Are all Calories Treated the Same?
For years we have been focused on calories. But now I believe that not all calories are the same.
There is a simple and logical formula to manage weight. Calories In vs. Calories Out. If you take in more than you expend, you gain weight. If you expend more than you take in you lose weight. Pretty simple math.
However, this formula doesn’t take into account how the body reacts and processes the food. From personal experience I know my body is slow at processing sugar. When I eat too much sugar I gain fat on my body. And when I cut back on sugar I burn my stored fat.
Are You Fed Up?
The documentary film, Fed Up, had a great example of how our bodies react differently to different foods even when the calories are the same.

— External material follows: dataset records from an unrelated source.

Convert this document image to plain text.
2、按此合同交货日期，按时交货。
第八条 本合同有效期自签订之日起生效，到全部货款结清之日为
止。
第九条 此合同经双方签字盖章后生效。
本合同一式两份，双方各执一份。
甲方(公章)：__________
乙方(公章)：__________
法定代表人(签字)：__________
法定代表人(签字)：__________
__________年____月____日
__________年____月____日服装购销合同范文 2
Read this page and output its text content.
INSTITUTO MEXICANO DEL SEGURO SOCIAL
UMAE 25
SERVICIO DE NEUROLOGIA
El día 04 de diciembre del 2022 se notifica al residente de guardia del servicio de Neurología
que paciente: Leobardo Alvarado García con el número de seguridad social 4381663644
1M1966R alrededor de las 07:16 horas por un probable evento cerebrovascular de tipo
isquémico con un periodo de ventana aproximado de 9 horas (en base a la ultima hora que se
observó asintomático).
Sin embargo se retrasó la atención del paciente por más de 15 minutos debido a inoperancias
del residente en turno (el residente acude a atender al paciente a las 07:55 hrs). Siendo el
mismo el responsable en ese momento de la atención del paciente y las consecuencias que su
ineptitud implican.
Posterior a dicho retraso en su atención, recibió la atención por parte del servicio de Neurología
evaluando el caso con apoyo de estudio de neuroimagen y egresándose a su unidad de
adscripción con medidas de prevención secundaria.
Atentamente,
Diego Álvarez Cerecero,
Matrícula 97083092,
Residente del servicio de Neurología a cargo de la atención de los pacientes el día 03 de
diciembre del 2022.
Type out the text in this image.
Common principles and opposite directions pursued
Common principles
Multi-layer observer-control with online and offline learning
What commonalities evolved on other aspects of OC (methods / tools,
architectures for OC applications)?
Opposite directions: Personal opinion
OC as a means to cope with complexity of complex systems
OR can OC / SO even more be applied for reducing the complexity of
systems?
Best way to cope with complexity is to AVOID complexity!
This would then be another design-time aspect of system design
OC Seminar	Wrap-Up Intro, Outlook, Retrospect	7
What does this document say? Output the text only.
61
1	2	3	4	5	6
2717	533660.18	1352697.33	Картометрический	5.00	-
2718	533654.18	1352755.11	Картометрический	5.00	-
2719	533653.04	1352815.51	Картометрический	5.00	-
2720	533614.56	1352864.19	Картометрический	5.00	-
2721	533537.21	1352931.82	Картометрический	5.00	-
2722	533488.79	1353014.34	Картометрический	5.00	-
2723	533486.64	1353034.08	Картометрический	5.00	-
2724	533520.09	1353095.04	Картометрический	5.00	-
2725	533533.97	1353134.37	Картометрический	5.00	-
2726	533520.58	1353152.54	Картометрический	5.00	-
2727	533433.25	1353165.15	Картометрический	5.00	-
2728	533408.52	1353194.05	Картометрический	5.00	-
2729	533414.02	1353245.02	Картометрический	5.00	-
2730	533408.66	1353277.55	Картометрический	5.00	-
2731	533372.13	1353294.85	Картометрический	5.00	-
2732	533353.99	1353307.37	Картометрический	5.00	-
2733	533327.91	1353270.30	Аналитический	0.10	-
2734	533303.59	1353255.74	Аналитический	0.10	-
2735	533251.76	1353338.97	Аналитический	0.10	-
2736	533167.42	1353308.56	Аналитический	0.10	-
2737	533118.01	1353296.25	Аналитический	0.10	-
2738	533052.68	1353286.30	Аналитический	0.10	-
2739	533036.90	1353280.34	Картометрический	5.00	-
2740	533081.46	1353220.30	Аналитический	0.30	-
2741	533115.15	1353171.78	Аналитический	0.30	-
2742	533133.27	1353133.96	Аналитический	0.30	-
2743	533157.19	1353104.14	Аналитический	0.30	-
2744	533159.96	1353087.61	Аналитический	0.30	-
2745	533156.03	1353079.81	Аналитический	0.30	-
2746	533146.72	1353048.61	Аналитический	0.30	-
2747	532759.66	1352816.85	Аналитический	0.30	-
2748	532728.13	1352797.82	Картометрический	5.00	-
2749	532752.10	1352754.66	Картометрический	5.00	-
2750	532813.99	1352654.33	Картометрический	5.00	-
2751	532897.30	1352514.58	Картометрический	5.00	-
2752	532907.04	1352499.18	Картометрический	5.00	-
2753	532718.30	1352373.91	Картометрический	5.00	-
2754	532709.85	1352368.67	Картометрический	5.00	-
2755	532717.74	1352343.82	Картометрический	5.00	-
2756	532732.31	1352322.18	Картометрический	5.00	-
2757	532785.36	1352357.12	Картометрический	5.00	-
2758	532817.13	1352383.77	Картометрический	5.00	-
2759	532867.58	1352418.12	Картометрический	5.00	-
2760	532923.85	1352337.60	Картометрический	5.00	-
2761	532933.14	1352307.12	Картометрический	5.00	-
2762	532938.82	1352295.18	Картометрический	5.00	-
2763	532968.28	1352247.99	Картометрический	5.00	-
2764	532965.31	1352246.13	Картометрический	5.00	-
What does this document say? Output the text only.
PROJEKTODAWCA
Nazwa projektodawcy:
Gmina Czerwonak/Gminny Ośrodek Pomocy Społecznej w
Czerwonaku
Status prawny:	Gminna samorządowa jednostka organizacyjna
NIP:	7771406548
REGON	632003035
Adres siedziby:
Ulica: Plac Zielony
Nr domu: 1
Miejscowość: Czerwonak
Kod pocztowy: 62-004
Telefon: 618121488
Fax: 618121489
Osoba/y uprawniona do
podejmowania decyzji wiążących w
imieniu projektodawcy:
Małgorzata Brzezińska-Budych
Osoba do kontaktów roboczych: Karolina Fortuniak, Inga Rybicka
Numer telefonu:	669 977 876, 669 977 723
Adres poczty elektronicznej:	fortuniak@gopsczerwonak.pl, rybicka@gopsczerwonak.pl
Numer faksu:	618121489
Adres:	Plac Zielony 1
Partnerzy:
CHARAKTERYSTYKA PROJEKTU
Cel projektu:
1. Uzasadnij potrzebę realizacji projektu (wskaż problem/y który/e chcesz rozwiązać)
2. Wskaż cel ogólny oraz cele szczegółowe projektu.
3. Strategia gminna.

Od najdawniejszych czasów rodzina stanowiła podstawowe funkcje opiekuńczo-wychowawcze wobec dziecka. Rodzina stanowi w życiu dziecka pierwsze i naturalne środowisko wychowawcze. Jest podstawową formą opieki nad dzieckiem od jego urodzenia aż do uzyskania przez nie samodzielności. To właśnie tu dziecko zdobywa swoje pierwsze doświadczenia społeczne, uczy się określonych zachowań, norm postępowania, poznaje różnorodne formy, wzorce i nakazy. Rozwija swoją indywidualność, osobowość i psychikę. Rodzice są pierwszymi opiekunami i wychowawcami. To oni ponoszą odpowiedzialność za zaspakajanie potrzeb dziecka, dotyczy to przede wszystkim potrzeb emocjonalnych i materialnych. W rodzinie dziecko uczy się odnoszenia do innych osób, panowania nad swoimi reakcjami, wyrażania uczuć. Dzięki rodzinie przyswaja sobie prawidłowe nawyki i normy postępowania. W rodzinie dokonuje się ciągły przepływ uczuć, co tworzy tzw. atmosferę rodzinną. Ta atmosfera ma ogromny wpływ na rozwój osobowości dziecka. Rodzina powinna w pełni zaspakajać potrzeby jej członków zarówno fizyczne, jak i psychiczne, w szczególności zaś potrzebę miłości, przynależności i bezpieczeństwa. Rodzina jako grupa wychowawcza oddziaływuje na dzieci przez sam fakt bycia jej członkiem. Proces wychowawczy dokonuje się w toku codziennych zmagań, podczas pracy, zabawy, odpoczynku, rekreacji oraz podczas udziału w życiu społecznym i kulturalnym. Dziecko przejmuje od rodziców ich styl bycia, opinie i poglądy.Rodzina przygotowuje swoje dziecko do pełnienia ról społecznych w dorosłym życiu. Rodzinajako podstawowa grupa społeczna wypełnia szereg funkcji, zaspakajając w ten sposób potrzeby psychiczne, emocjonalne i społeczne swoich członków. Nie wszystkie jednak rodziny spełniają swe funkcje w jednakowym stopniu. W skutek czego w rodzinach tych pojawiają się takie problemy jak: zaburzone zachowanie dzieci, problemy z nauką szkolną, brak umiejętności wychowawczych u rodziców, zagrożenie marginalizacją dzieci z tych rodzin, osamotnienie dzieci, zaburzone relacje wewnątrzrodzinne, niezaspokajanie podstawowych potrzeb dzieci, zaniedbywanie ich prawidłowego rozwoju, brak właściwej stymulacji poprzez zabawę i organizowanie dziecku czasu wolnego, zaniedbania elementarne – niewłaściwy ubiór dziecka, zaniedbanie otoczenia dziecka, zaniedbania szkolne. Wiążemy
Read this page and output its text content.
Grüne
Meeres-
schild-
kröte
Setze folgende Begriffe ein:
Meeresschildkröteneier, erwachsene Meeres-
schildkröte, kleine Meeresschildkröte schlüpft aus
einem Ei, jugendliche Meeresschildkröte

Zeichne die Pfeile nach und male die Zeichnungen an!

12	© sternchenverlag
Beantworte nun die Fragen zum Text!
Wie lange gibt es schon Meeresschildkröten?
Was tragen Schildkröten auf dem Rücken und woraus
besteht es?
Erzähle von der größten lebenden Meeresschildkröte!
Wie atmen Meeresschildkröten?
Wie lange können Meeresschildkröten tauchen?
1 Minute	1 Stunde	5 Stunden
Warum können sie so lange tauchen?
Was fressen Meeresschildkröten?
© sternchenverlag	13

The example they used was 160 calories worth of almonds vs. 160 calories worth of soda. The almonds contain fiber. The fiber slows down our digestion and keeps our blood sugar levels from spiking. Whereas the soda has no fiber and it is absorbed straight into the liver. This cause a sugar rush and the immediate conversion of sugar to fat.
Both the almonds and the soda have 160 calories but they have very different reactions within our bodies. I know I’d much rather eat the 160 calories of almonds. The almonds provide my body with nutrients and fuel. Where as the soda might give me that immediate “pick-me up feeling” but it is short lived and there is no nutritional value for my body. Plus it will add fat onto my body.
I don’t know about you, but I don’t need anymore fat on my body. I have been focusing on eliminating added sugar from the food I eat. Yes it’s hard and you’d be surprised not only how much sugar we eat but also what foods have sugar in them.
A lot of the “non-fat” food have added sugar to them to make them taste better. For years I was on the “non-fat” food kick thinking that if I ate foods that didn’t have fat in them then I wouldn’t be adding fat to my body. Wrong! The extra sugar in these foods were adding fat to my body.
The best advice I give the ladies I coach is to read labels and stick to simple whole foods like lean proteins, whole grains, vegetables, fruits (the whole fruit not the juice), and healthy fats. Your body needs all these food groups to function properly. And trust me it does not need added sugar to do a great job!